Imputation-free Learning of Tabular Data with Missing Values using Incremental Feature Partitions in Transformer
arXiv:2504.14610v5 Announce Type: replace-cross
Abstract: Tabular data sets with varying missing values are prepared for machine learning using an arbitrary imputation strategy. Synthetic values generated by imputation models often raise concerns regarding data quality and the reliability of data-driven outcomes. To address these concerns, this article proposes an imputation-free incremental attention learning (IFIAL) method for tabular data with missing values. A pair of attention masks is derived and retrofitted to a transformer to directly streamline tabular data without imputing or initializing missing values. The proposed method incrementally learns partitions of overlapping and fixed-size feature sets to enhance the performance of the transformer. The average classification performance rank order across 17 diverse tabular data sets highlights the superiority of IFIAL over 11 state-of-the-art learning methods with or without missing value imputations.
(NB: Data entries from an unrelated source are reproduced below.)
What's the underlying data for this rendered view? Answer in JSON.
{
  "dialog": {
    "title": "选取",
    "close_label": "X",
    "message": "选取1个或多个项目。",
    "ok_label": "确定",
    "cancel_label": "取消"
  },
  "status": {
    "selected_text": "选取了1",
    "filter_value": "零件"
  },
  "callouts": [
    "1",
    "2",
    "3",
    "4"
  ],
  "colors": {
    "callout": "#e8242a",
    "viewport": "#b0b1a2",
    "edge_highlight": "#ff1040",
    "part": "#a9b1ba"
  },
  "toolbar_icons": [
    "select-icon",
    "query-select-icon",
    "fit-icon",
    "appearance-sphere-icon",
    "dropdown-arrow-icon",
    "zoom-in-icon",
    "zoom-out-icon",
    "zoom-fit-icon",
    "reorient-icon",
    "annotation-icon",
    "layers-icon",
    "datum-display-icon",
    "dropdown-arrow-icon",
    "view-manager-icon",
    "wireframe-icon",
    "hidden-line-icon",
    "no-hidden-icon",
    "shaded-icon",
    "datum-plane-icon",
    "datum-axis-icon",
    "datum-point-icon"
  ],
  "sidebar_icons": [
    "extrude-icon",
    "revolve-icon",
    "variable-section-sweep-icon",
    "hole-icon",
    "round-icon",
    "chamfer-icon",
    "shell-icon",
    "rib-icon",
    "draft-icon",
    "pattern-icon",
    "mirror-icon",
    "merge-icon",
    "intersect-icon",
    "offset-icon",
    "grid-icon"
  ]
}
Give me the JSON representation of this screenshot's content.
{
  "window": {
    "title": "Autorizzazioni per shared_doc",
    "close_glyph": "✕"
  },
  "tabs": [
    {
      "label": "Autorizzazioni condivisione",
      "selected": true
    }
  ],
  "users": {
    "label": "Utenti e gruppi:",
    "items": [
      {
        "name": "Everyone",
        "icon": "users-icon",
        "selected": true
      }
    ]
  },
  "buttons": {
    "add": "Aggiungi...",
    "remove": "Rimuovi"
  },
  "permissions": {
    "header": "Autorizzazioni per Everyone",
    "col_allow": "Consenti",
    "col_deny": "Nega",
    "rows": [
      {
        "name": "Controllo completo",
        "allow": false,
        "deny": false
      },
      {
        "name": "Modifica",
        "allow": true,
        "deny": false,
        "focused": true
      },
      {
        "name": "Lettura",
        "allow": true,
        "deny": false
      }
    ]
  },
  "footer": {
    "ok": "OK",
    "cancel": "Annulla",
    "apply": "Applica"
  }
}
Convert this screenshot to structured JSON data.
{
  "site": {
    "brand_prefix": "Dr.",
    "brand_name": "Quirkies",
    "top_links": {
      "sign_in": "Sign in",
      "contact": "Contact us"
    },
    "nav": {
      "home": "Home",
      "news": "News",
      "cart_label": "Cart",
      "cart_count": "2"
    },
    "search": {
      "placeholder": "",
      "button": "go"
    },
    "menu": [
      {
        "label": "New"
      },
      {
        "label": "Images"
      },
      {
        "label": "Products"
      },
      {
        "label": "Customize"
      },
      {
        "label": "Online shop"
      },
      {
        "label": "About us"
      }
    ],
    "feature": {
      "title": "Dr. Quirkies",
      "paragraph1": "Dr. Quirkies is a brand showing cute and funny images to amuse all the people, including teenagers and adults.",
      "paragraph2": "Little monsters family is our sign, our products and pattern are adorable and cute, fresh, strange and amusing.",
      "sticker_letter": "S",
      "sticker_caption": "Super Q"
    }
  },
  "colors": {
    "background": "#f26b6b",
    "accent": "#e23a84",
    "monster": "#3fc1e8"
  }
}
Additional experiments corroborate the robustness of IFIAL to varying types and proportions of missing data, demonstrating its superiority over methods that rely on explicit imputations. A feature partition size equal to one-half the original feature space yields the best trade-off between computational efficiency and predictive performance. IFIAL is one of the first solutions that enables deep attention models to learn directly from tabular data, eliminating the need to impute missing values. %without the need for imputing missing values. The source code for this paper is publicly available.